Christian Siriano is a regular visitor to his TriBeCa neighbors’ door. But it’s not for a cup of sugar. His neighbor, a typical New Yorker, says that neither of them cooks. Siriano will often bring a vase or other interesting item from his home that he believes would work better in hers. After all, he did design her apartment. They have been close friends for 15 years. At one time, the client worked in Siriano’s fashion business. She says that they built a strong relationship, and she moved into his building. He can’t get me out of his building!
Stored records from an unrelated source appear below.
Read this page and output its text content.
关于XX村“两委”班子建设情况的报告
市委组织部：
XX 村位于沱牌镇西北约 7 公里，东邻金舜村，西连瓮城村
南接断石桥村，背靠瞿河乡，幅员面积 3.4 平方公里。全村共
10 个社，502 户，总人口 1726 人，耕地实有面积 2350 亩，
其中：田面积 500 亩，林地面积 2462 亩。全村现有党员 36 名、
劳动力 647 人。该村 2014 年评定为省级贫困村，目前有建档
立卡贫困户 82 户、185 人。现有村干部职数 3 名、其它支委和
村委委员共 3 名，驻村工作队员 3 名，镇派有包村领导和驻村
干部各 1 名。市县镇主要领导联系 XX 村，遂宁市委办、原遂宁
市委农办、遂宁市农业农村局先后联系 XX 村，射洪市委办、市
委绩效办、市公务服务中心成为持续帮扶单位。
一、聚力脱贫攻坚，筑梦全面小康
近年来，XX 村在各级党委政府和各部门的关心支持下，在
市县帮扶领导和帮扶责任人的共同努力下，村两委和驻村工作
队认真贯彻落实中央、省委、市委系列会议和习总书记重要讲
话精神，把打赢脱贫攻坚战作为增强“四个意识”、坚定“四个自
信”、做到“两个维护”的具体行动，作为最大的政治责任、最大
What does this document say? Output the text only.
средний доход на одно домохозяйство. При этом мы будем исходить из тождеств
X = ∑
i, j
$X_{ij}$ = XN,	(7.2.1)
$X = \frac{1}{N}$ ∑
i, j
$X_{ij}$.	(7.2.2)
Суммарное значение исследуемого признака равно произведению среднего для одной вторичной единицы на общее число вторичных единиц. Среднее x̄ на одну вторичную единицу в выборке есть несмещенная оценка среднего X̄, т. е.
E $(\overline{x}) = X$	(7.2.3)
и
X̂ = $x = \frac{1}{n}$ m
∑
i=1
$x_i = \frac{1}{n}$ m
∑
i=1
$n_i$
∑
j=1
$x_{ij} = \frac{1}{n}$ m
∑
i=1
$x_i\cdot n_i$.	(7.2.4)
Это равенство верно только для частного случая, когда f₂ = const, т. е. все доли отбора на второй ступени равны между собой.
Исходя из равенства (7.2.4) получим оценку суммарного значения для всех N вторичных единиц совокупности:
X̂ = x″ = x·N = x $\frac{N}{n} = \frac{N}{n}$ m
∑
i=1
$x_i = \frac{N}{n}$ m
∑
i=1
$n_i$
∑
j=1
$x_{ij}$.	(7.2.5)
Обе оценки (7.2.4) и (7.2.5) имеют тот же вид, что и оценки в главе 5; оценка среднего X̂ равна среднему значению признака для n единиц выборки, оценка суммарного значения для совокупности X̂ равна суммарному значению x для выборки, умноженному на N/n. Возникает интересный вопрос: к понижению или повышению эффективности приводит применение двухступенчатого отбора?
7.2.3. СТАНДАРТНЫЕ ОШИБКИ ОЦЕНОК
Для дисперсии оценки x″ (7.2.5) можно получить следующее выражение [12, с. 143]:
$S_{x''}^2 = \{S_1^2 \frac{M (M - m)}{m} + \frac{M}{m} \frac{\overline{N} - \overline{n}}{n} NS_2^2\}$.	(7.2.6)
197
Siriano celebrated the fifteenth anniversary of his fashion label in September with a spectacular show at the Pierre Hotel, complete with Sia’s performance. It was a natural progression for Siriano to move into Interior Design. He began making custom fabrics after winning the season of Project Runway. He recalls, “I became obsessive with tapestries. “That’s when I fell in design. “As I grew older and began to collect art, I began to see furniture and other objects as investments.”
It all began with clients who wore Siriano’s clothes for many years and, of course, with his home design. He also has a home in Connecticut in addition to the Manhattan apartment. Siriano Interiors’ recent and ongoing projects include a 15-room hotel in Chagrin Falls, Ohio (jokingly called the Inn of Chagrin) to a $40 Million residence located in a Central Park tower.
He recalls: “I became obsessed with reupholstery and tapestries.”
Siriano’s friend wanted “something cool, beautiful, glamorous, and all of the other things” for his TriBeCa apartment. He’s a lover of French and Italian furniture from the 1930s to the 1960s. This appealed also to Siriano. She says, “I love how he can bring in vintage pieces that I incorporate into my fashion style.” The 1940s chairs in the dining room, for instance, are part of a 12-piece set that Siriano reupholstered with mohair. Some of the chairs ended up in Siriano’s guest suite. He says, “They were destroyed when I purchased them.” “Luckily, she liked them. “They look like tiny people dressed up.”
TOUR CHRISTIAN SIRIANO’S FIRST INTERIOR DESIGN PROJECT IN MANHATTAN
Kostas Upholstery, a Connecticut-based company, created a white curvaceous sofa for the living room as an homage to French 20th-century designer Jean Royere. Siriano has a network of vintage dealers, makers, and artists that extends beyond the tristate region but seems to be particularly loyal to Connecticut. Meighan Morrison’s large canvas in the living area is from Connecticut, as is Lisa Bagley, whose painting hangs on the dining room wall, and Dumais Made, the ceramics studio that crafted the kitchen lighting fixture. Siriano is a regular at the local Fairfield County antiques center and Greenwich Living Design, a gallery he loves. He says, “I’m a big shopper.” “I buy as many items as I can.” Then, hopefully, someone will like them.”
Siriano Interiors manufactures some pieces, like the Wave cocktail table in the living room. Siriano sewed the striped silk-blend bedding in the main bedroom at his fashion studio. Siriano says that the client wanted something very soft, so they made it for her. The lamps are from Siriano’s friend Athena Calderone Crate & Barrel’s collection. He says, “Athena’s so talented.” He adds that she is also stylish. “Every woman that we work with wants to look like Athena!”
Accents in orange tones are used throughout the apartment to honor the client’s favorite color. Siriano had to get out of his comfort zone, but it was worth it. The client said that Siriano was very good at choosing woods and browns with a more orange tone, which still had a neutral feel but also had the color scheme she wanted. She doesn’t care if she takes Siriano’s old clothes. She adds, “I love to steal his stuff.”
The project took about a full year to complete. Siriano made most of the final decisions, and the client was often on the road. It may seem like a compressed timeline for an interior job, but it is actually a very leisurely pace compared to the stress of creating a custom dress. Siriano says that a one-year deadline is a “dream.” “We’ve never seen that in fashion.”